El problema no es un juez, sino el sistema judicial y penitenciario
Si sólo se cambiaran los nombres de la víctima del crimen, del victimario y de aquel que le otorgó el beneficio al autor del delito estaríamos ante exactamente la misma noticia, repetida desde hace años, sin remedio a la vista: un juez libera “discrecionalmente” a un procesado o un condenado por un delito grave, y el “agraciado”, en lugar de hacer algo útil para sí y, al mismo tiempo, para la sociedad, sube la apuesta y desata más violencia, siembra muerte y drama, desata odios y reclamos de más y múltiples escarmientos, sin que, al final, nada cambie para mejor.
El caso de Abril Bogado, de quien segó su joven vida José Eduardo “Pepito” Echegaray, y de Nicolás Villafañe, el juez de Ejecución Penal que descartó los informes negativos del Servicio Penitenciario Bonaerense –algo que está dentro de sus prerrogativas–, es historia repetida. Tanto como que, cada vez que ocurrió un hecho análogo, el fuego de la polémica se consumió casi tan rápido como se encendió. Tanta repetición habilita a una conclusión: el problema no es un juez, sino el sistema judicial y el penitenciario.
No es sólo la desactualización de leyes, un babel de normas, reformas, contrarreformas y parches a los códigos, siempre en tensión entre la vindicta que nace de la opinión pública y “decodifican” los legisladores de turno y el freno que, desde las objeciones constitucionales, aparecen a posteriori, en general desde determinado sector de la práctica del derecho, del quehacer académico en la materia y de las asociaciones de defensa de los derechos humanos.
Es, también, el ámbito en el que las personas en conflicto con la ley penal deben rendir sus cuentas –las cárceles–, y el paradigma de tratamiento que se les dará a los condenados para que, una vez agotada la sentencia, puedan reintegrarse productivamente a la sociedad.
Todo, dentro de un contexto más amplio de sucesivos vaivenes en las políticas de persecución pe-
nal. Un día todos van presos, cualquiera que sea el delito o el grado de sospecha; otro, todos salen en libertad o gozan de cualquier beneficio, no importa cuánto sea el peligro. A eso se suma, además, la nunca resuelta discusión acerca de qué hacer con los menores que delinquen, si comprenden lo que hacen o no, si hay que bajar la edad de imputabilidad y en cuántos años situar ese piso.
Los poderes del Estado deben garantizar que quienes delinquen serán capturados y sancionados. Que quienes hayan cometido delitos graves deben ser sacados de las calles y quedar bajo la guarda gubernamental en condiciones dignas. El monto de las penas debe ser razonable y su cumplimiento debe darse bajo un régimen de tratamiento penitenciario progresivo.

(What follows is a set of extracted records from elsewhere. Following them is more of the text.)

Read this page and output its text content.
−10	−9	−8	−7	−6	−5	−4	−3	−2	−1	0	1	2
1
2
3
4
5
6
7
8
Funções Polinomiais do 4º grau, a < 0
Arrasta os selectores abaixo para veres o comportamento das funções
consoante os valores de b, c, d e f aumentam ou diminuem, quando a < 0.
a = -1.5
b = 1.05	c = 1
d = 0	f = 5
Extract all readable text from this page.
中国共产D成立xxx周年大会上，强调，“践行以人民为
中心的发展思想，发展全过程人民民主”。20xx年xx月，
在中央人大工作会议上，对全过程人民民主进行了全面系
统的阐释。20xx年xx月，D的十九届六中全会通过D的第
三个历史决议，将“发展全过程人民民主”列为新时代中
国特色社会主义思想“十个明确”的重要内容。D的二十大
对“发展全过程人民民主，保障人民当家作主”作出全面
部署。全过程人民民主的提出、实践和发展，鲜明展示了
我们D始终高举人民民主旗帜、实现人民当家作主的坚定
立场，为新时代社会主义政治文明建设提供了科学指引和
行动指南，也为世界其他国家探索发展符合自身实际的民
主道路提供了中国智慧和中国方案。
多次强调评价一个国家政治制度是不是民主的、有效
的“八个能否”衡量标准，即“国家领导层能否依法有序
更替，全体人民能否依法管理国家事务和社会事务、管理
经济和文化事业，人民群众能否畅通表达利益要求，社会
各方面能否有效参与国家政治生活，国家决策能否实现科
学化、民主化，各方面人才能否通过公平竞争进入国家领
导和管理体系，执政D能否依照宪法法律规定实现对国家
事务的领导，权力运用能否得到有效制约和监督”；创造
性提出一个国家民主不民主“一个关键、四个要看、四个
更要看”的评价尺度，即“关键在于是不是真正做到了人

El sistema todo debe basarse en la racionalidad, no en la discrecionalidad. Hoy puede recibir la misma pena un ladrón que alguien que intenta un homicidio y no lo logra. Hoy, un tribunal puede dictar la pena máxima a un femicida o reducirle la sentencia “porque estaba enamorado y actuó bajo emoción violenta”. Hoy, una persona condenada por un delito grave puede pasar años sin estar ni un solo día tras las rejas, y otros, en sólo un año en un pabellón “bravo” pueden degradarse tanto que, para ellos, la cárcel se convierte en una escuela del crimen y en la que las condiciones indignas de reclusión les inyectan tanto odio que al salir a la calle también expresarán su desprecio hacia la sociedad que los mandó a la “tumba” con su propia vindicta, causando todavía más daño.
Hoy, especialmente, nadie, ni siquiera dentro del mismo ámbito judicial, puede decir cuál es exactamente la regla, qué es lo que la sociedad –a la que deben dar respuesta desde el derecho– debe esperar ante una condena.
En la Argentina, hoy, hay más detenidos procesados que condenados. Sin condena firme no se puede iniciar un tratamiento penitenciario específico para cambiar las conductas de los reos y darles herramientas –estudio, capacitación, trabajo– para que puedan reinsertarse de forma valiosa en la comunidad. Sin un proceso aplicado en pos de ese objetivo, la reducción de las tasas de reincidencia son una utopía y el sistema, entonces, se convierte en una máquina que “guarda” delincuentes por un tiempo para devolverlos “recargados” de desprecio y violencia.
Pero aun si efectivamente se produjera ese benéfico tratamiento intramuros, de nada servirá si, una vez afuera, las puertas se les cierran a los condenados que cumplen sus penas. Hoy, el Estado libera a los presos, pero se desentiende de ellos. Sólo los reencuentra cuando, como en el caso de Abril, ya es demasiado tarde. Y cuando eso sucede, todo recomienza: otra vez, sólo se cambian los nombres, pero se da la misma historia.